The expression is (4^3 ⋅ 7^(-2))^(-5) / 7^9 ⋅ 4^(-13).
First, let's simplify the exponents inside the parentheses:
4^3 = 64
7^(-2) = 1/7^2 = 1/49
Thus, the expression becomes (64 ⋅ 1/49)^(-5) / 7^9 ⋅ 4^(-13).

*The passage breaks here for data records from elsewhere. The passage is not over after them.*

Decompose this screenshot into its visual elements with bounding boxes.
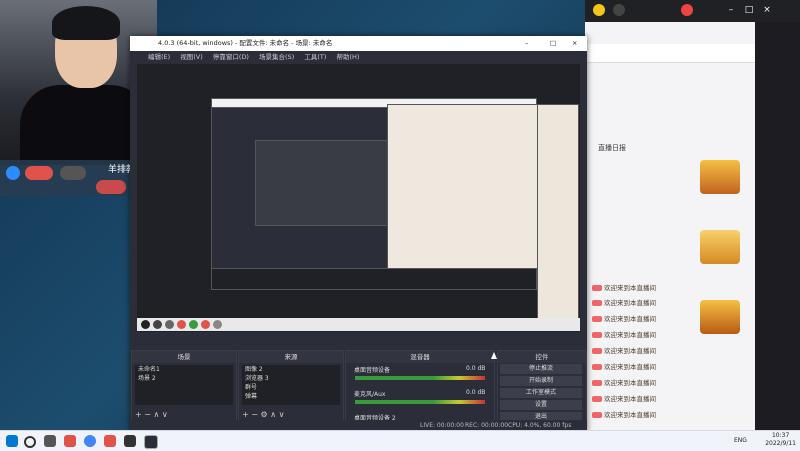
mixer-track-db: 0.0 dB [466, 365, 486, 372]
scene-item[interactable]: 未命名1 [135, 365, 233, 374]
volume-meter[interactable] [355, 400, 485, 404]
sources-dock: 来源 图像 2 浏览器 3 群号 弹幕 + − ⚙ ∧ ∨ [238, 350, 344, 422]
volume-meter[interactable] [355, 376, 485, 380]
chrome-icon[interactable] [84, 435, 96, 447]
mixer-track-label: 桌面音频设备 [354, 367, 391, 374]
menu-icon[interactable] [613, 4, 625, 16]
language-indicator[interactable]: ENG [734, 437, 747, 444]
overlay-tag [60, 166, 86, 180]
live-icon [6, 166, 20, 180]
close-icon[interactable]: × [761, 4, 773, 16]
chat-header: 直播日报 [598, 144, 626, 152]
obs-title: 4.0.3 (64-bit, windows) - 配置文件: 未命名 - 场景… [158, 39, 333, 47]
chat-line: 欢迎来到本直播间 [592, 361, 742, 375]
menu-tools[interactable]: 工具(T) [304, 51, 326, 63]
menu-edit[interactable]: 编辑(E) [148, 51, 170, 63]
obs-icon[interactable] [144, 435, 158, 449]
nested-docks [211, 268, 537, 290]
clock-date: 2022/9/11 [765, 440, 796, 447]
mixer-dock: 混音器 桌面音频设备 0.0 dB 麦克风/Aux 0.0 dB 桌面音频设备 … [345, 350, 495, 422]
menu-help[interactable]: 帮助(H) [336, 51, 359, 63]
sources-dock-title: 来源 [239, 351, 343, 363]
scenes-list: 未命名1 场景 2 [135, 365, 233, 405]
close-button[interactable]: × [572, 36, 577, 51]
taskbar-in-preview [137, 318, 580, 331]
browser-side-panel [755, 22, 800, 430]
notification-icon[interactable] [593, 4, 605, 16]
obs-preview-canvas[interactable] [137, 64, 580, 332]
scenes-dock-title: 场景 [132, 351, 236, 363]
chat-line: 欢迎来到本直播间 [592, 393, 742, 407]
app-icon[interactable] [64, 435, 76, 447]
minimize-icon[interactable]: – [725, 4, 737, 16]
obs-title-bar: 4.0.3 (64-bit, windows) - 配置文件: 未命名 - 场景… [130, 36, 587, 51]
windows-taskbar: ENG [0, 430, 800, 451]
minimize-button[interactable]: – [525, 36, 528, 51]
scenes-dock: 场景 未命名1 场景 2 + − ∧ ∨ [131, 350, 237, 422]
maximize-button[interactable]: □ [550, 36, 556, 51]
stop-streaming-button[interactable]: 停止推流 [500, 364, 582, 374]
scene-item[interactable]: 场景 2 [135, 374, 233, 383]
studio-mode-button[interactable]: 工作室模式 [500, 388, 582, 398]
webcam-subject-hair [52, 6, 120, 40]
maximize-icon[interactable]: □ [743, 4, 755, 16]
source-item[interactable]: 浏览器 3 [242, 374, 340, 383]
chat-line: 欢迎来到本直播间 [592, 377, 742, 391]
sources-list: 图像 2 浏览器 3 群号 弹幕 [242, 365, 340, 405]
event-banner[interactable] [700, 160, 740, 194]
menu-docks[interactable]: 停靠窗口(D) [213, 51, 249, 63]
start-icon[interactable] [6, 435, 18, 447]
clock-time: 10:37 [771, 432, 790, 439]
nested-preview [255, 140, 397, 226]
overlay-tag [96, 180, 126, 194]
mixer-dock-title: 混音器 [346, 351, 494, 363]
chat-line: 欢迎来到本直播间 [592, 345, 742, 359]
source-controls[interactable]: + − ⚙ ∧ ∨ [242, 410, 284, 419]
search-icon[interactable] [24, 436, 36, 448]
menu-view[interactable]: 视图(V) [180, 51, 203, 63]
browser-top-bar: – □ × [585, 0, 800, 22]
scene-controls[interactable]: + − ∧ ∨ [135, 410, 168, 419]
mixer-track-label: 麦克风/Aux [354, 391, 386, 398]
source-item[interactable]: 图像 2 [242, 365, 340, 374]
nested-browser [387, 104, 539, 271]
gift-icon[interactable] [681, 4, 693, 16]
overlay-tag [25, 166, 53, 180]
reward-banner[interactable] [700, 230, 740, 264]
start-recording-button[interactable]: 开始录制 [500, 376, 582, 386]
mixer-track-db: 0.0 dB [466, 389, 486, 396]
browser-toolbar [585, 44, 755, 63]
source-item[interactable]: 群号 [242, 383, 340, 392]
settings-button[interactable]: 设置 [500, 400, 582, 410]
mouse-pointer-icon [491, 352, 497, 359]
chat-line: 欢迎来到本直播间 [592, 282, 742, 296]
nested-chat [537, 104, 579, 331]
promo-banner[interactable] [700, 300, 740, 334]
app-icon[interactable] [124, 435, 136, 447]
system-clock[interactable]: 10:37 2022/9/11 [765, 432, 796, 448]
source-item[interactable]: 弹幕 [242, 392, 340, 401]
app-icon[interactable] [104, 435, 116, 447]
obs-menu-bar: 编辑(E) 视图(V) 停靠窗口(D) 场景集合(S) 工具(T) 帮助(H) [130, 51, 587, 63]
controls-dock-title: 控件 [498, 351, 586, 363]
chat-line: 欢迎来到本直播间 [592, 409, 742, 423]
task-view-icon[interactable] [44, 435, 56, 447]
menu-scene-collection[interactable]: 场景集合(S) [259, 51, 294, 63]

Next, simplify the expression further:
(64 ⋅ 1/49)^(-5) = (64/49)^(-5)
Now, let's simplify the exponents:
(64/49)^(-5) = (49/64)^5
Continuing to simplify, we can rewrite the expression as:
(49^5 / 64^5) / 7^9 ⋅ 4^(-13) = (49^5 / 64^5) / 7^9 / 4^13
To further simplify, compute the values of the numbers involved:
49^5 = 49 * 49 * 49 * 49 * 49 = 576,480,1
64^5 = 64 * 64 * 64 * 64 * 64 = 1,073,741,824
Hence, the expression simplifies to:
576,480,1 / 1,073,741,824 / 7^9 / 4^13
Now, applying the properties of exponents, we can rewrite the expression with positive exponents:
576,480,1 / 1,073,741,824 / 7^9 / 4^13 = 576,480,1 / 1,073,741,824 / 7^9 / (2^2)^13 = 576,480,1 / 1,073,741,824 / 7^9 / 2^26
To simplify this expression further, let's divide the numerator and denominator by 576,480,1:
1 / 1,073,741,824 / 7^9 / 2^26 = 1 / 1,073,741,824 * 576,480,1 / 7^9 / 2^26 = 576,480,1 / (1,073,741,824 * 7^9 * 2^26)
Finally, we have simplified the expression to:
576,480,1 / (1,073,741,824 * 7^9 * 2^26)
This cannot be further simplified as there are no common factors between the numerator and denominator.